Step 5: Run and Iterate
pnpm -F web exec playwright test e2e/smoke/_temp-validate-<slug>.spec.ts \
--project=smoke --reporter=list --workers=1
--workers=1 is non-optional when state is shared.
When a test fails:
- Read the screenshot. Playwright auto-captures on failure to
test-results/<test-name>/. The screenshot tells you the actual UI state, which is usually different from what you assumed.
- Read the error-context.md. Playwright dumps an accessibility-tree snapshot of the page at failure — often shows the real text/role you should be asserting against.
- Check for state pollution before assuming the code is wrong. If a previous test left data, your "no row was created" assertion will lie.

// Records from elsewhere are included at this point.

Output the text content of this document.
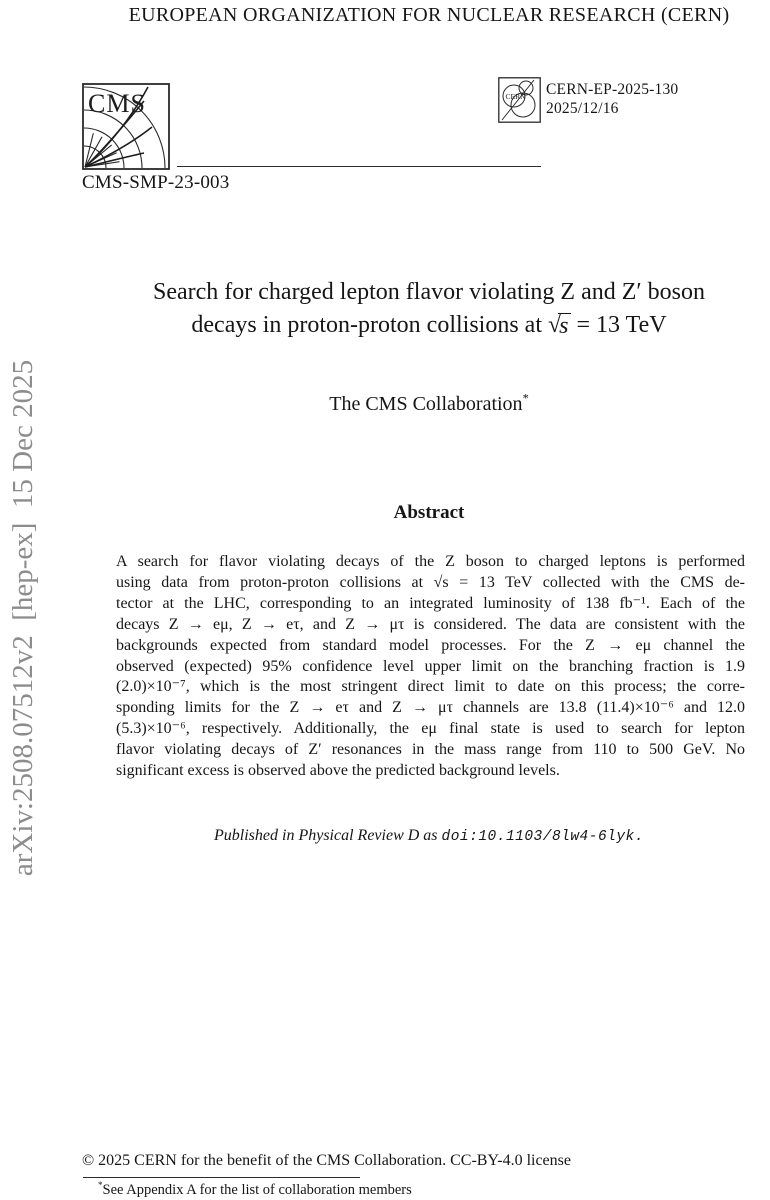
EUROPEAN ORGANIZATION FOR NUCLEAR RESEARCH (CERN)
CMS
CMS-SMP-23-003
CERN CERN-EP-2025-130
2025/12/16
Search for charged lepton flavor violating Z and Z′ boson
decays in proton-proton collisions at √s = 13 TeV
The CMS Collaboration*
Abstract
A search for flavor violating decays of the Z boson to charged leptons is performed
using data from proton-proton collisions at √s = 13 TeV collected with the CMS de-
tector at the LHC, corresponding to an integrated luminosity of 138 fb⁻¹. Each of the
decays Z → eμ, Z → eτ, and Z → μτ is considered. The data are consistent with the
backgrounds expected from standard model processes. For the Z → eμ channel the
observed (expected) 95% confidence level upper limit on the branching fraction is 1.9
(2.0)×10⁻⁷, which is the most stringent direct limit to date on this process; the corre-
sponding limits for the Z → eτ and Z → μτ channels are 13.8 (11.4)×10⁻⁶ and 12.0
(5.3)×10⁻⁶, respectively. Additionally, the eμ final state is used to search for lepton
flavor violating decays of Z′ resonances in the mass range from 110 to 500 GeV. No
significant excess is observed above the predicted background levels.
Published in Physical Review D as doi:10.1103/8lw4-6lyk.
arXiv:2508.07512v2  [hep-ex]  15 Dec 2025
© 2025 CERN for the benefit of the CMS Collaboration. CC-BY-4.0 license
*See Appendix A for the list of collaboration members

- Refine assertions, not the code under test. The skill's job is to validate, not to fix. If the actual behavior is wrong, surface it; don't loosen the test.
Step 6: Honest Pushback
After the run:
- If everything passes, say so plainly.
- If something failed and the code is wrong, surface it directly — don't bury it in a checklist.
- If you dropped an item for a defensible reason, name the reason ("opaque field, no parsing").
- If a test couldn't be written (e.g. the UI doesn't expose the behavior yet), say that too — silence is worse than "not validated".
Step 7: Cleanup
rm apps/web/scripts/temp-validate-<slug>.ts
rm apps/web/e2e/smoke/_temp-validate-<slug>.spec.ts
git status
If the validation surfaced a real bug, do NOT delete — keep the spec around as a reproducer until the fix lands.
Output
A short summary table with one row per validation item, columns: What / How / Result. Link screenshots inline where helpful. End with a one-sentence verdict ("ready to ship" / "blocker: ").